Robert Stewart, the son the second Marquis of Londonderry, who obtained his seat of County Down, a pocket borough, when his father paid £60,000 to bribe electors at the 1790 election.  His involvement in repression in Ireland and the execution of those seeking a United Ireland made him many enemies. As leader of the House of Commons, Castlereagh in November, 1817, introduced the bill for the suspension of Habeas Corpus, imprisonment without trial.  The hatred for him is summed up by Shelley’s line in the Masque of Anarchy, ‘I met Murder on the way, he had a mask like Castlereagh.’

Henry Addington, 1st Viscount Sidmouth,

served as Prime Minister from 1801 to 1804 and is best known for the failed Treaty of Amiens in 1802, an unfavourable peace with Napoleonic France. He was forced from office in favour of William Pitt the Younger. Lord Sidmouth was detested for his reactionary crackdown on any form of democratic reform. A devout Anglican, Shelley called out his hypocrisy and compared him to a crocodile.
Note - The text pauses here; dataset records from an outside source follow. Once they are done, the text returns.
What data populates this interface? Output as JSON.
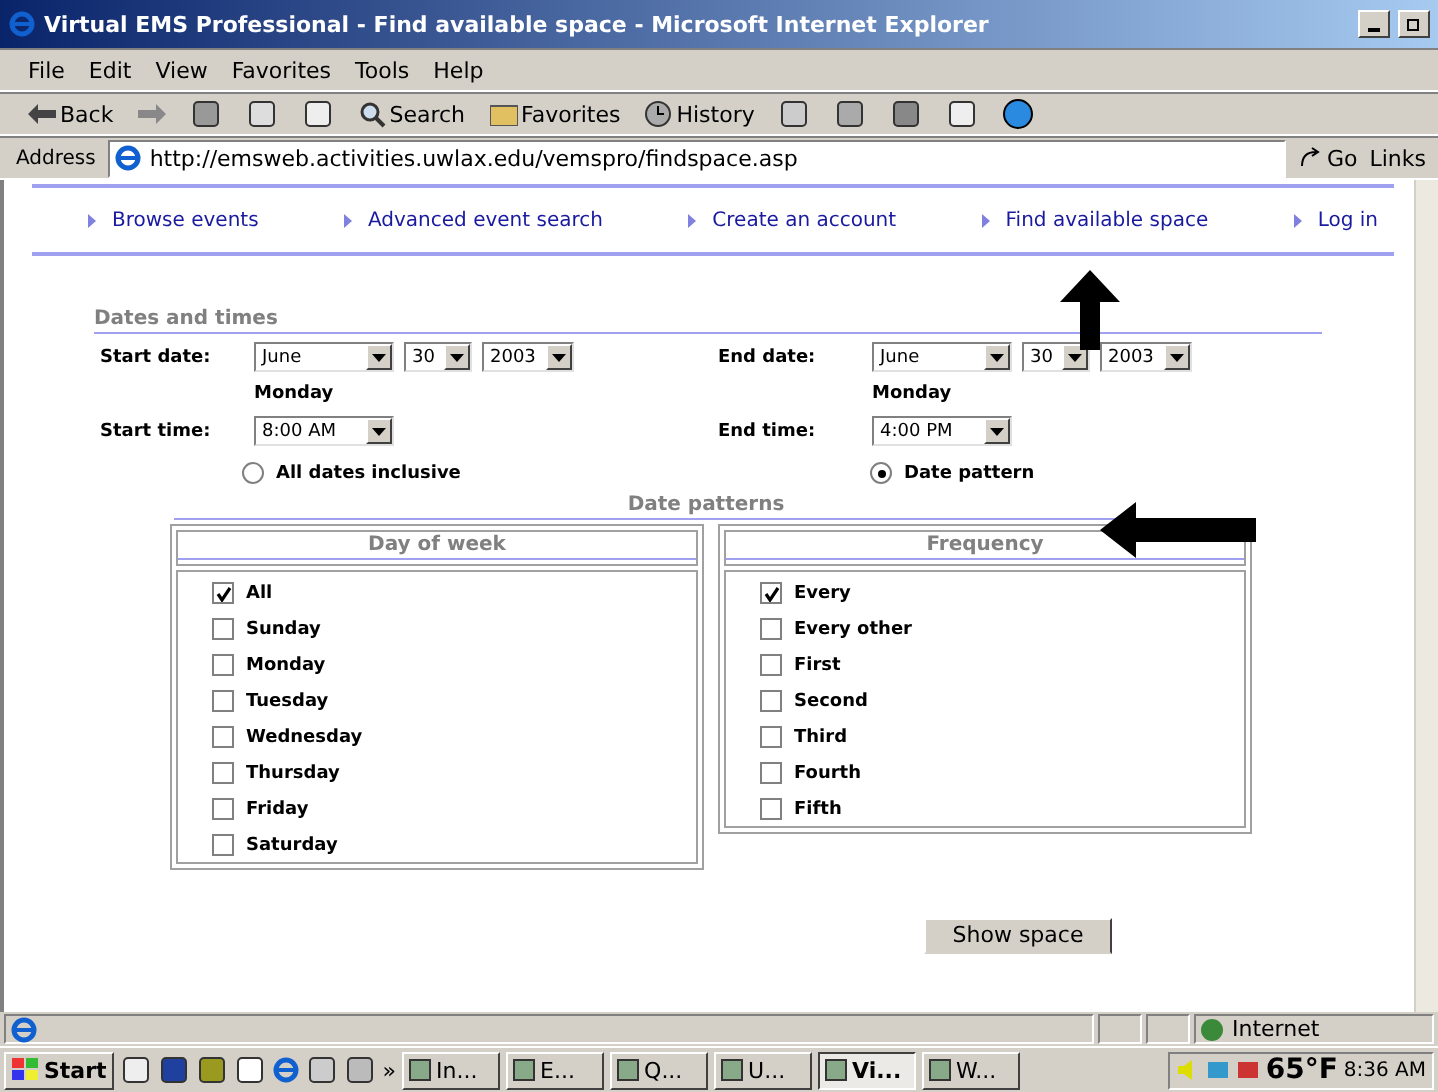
{
  "window": {
    "title": "Virtual EMS Professional - Find available space - Microsoft Internet Explorer"
  },
  "menu": [
    "File",
    "Edit",
    "View",
    "Favorites",
    "Tools",
    "Help"
  ],
  "toolbar": [
    {
      "kind": "back",
      "label": "Back"
    },
    {
      "kind": "search",
      "label": "Search"
    },
    {
      "kind": "favorites",
      "label": "Favorites"
    },
    {
      "kind": "history",
      "label": "History"
    }
  ],
  "address": {
    "label": "Address",
    "url": "http://emsweb.activities.uwlax.edu/vemspro/findspace.asp",
    "go": "Go",
    "links": "Links"
  },
  "nav": [
    {
      "label": "Browse events"
    },
    {
      "label": "Advanced event search"
    },
    {
      "label": "Create an account"
    },
    {
      "label": "Find available space"
    },
    {
      "label": "Log in"
    }
  ],
  "dates": {
    "heading": "Dates and times",
    "start_date": {
      "label": "Start date:",
      "month": "June",
      "day": "30",
      "year": "2003",
      "weekday": "Monday"
    },
    "end_date": {
      "label": "End date:",
      "month": "June",
      "day": "30",
      "year": "2003",
      "weekday": "Monday"
    },
    "start_time": {
      "label": "Start time:",
      "value": "8:00 AM"
    },
    "end_time": {
      "label": "End time:",
      "value": "4:00 PM"
    },
    "modes": [
      {
        "label": "All dates inclusive",
        "selected": false
      },
      {
        "label": "Date pattern",
        "selected": true
      }
    ]
  },
  "patterns": {
    "heading": "Date patterns",
    "panels": [
      {
        "title": "Day of week",
        "items": [
          {
            "label": "All",
            "checked": true
          },
          {
            "label": "Sunday",
            "checked": false
          },
          {
            "label": "Monday",
            "checked": false
          },
          {
            "label": "Tuesday",
            "checked": false
          },
          {
            "label": "Wednesday",
            "checked": false
          },
          {
            "label": "Thursday",
            "checked": false
          },
          {
            "label": "Friday",
            "checked": false
          },
          {
            "label": "Saturday",
            "checked": false
          }
        ]
      },
      {
        "title": "Frequency",
        "items": [
          {
            "label": "Every",
            "checked": true
          },
          {
            "label": "Every other",
            "checked": false
          },
          {
            "label": "First",
            "checked": false
          },
          {
            "label": "Second",
            "checked": false
          },
          {
            "label": "Third",
            "checked": false
          },
          {
            "label": "Fourth",
            "checked": false
          },
          {
            "label": "Fifth",
            "checked": false
          }
        ]
      }
    ]
  },
  "show_button": "Show space",
  "status": {
    "zone": "Internet"
  },
  "taskbar": {
    "start": "Start",
    "more": "»",
    "tasks": [
      {
        "label": "In...",
        "selected": false
      },
      {
        "label": "E...",
        "selected": false
      },
      {
        "label": "Q...",
        "selected": false
      },
      {
        "label": "U...",
        "selected": false
      },
      {
        "label": "Vi...",
        "selected": true
      },
      {
        "label": "W...",
        "selected": false
      }
    ],
    "temperature": "65°F",
    "time": "8:36 AM"
  }
}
His ten-year spell as Home Secretary from 1812 to 1822 is the longest on record.

John Scott, 1st Earl of Eldon,

was Lord High Chancellor between 1801 and 1827. He was notorious for crying before ordering some poor juvenile thief to hang. Eldon notoriously accused the political London Corresponding Society reformer Thomas Hardy of attempting to establish “representative government, the direct opposite of the government which is established here“

Dudley Ryder, 1st Earl of Harrowby

From 1812 to 1827, he served as Lord President of the Council under Lord Liverpool.  He was the host of the fictitious cabinet dinner at his home, 44 Grosvenor Square.

Arthur Wellesley, 1st Duke of Wellington,

Needs no introduction as the victor over Napoleon at the Battle of Waterloo in 1815. In 1818 Wellington had been appointed Master-General of the Ordnance by Lord Liverpool.  This began his climb to power that would make him on of the leading political figures of 19th-century Britain, and twice see him serve as as Prime Minister.  He also gave his name as everyone knows to the Wellington boot!

Lord Eldon President of the Board of Control

George Canning served under  PM Lord Liverpool as  Ambassador to Portugal (1814–1816), President of the Board of Control (1816–1821), and Foreign Secretary and Leader of the House of Commons (1822–1827).  He served as Prime Minister of the United Kingdom from April to August 1827 and died in office.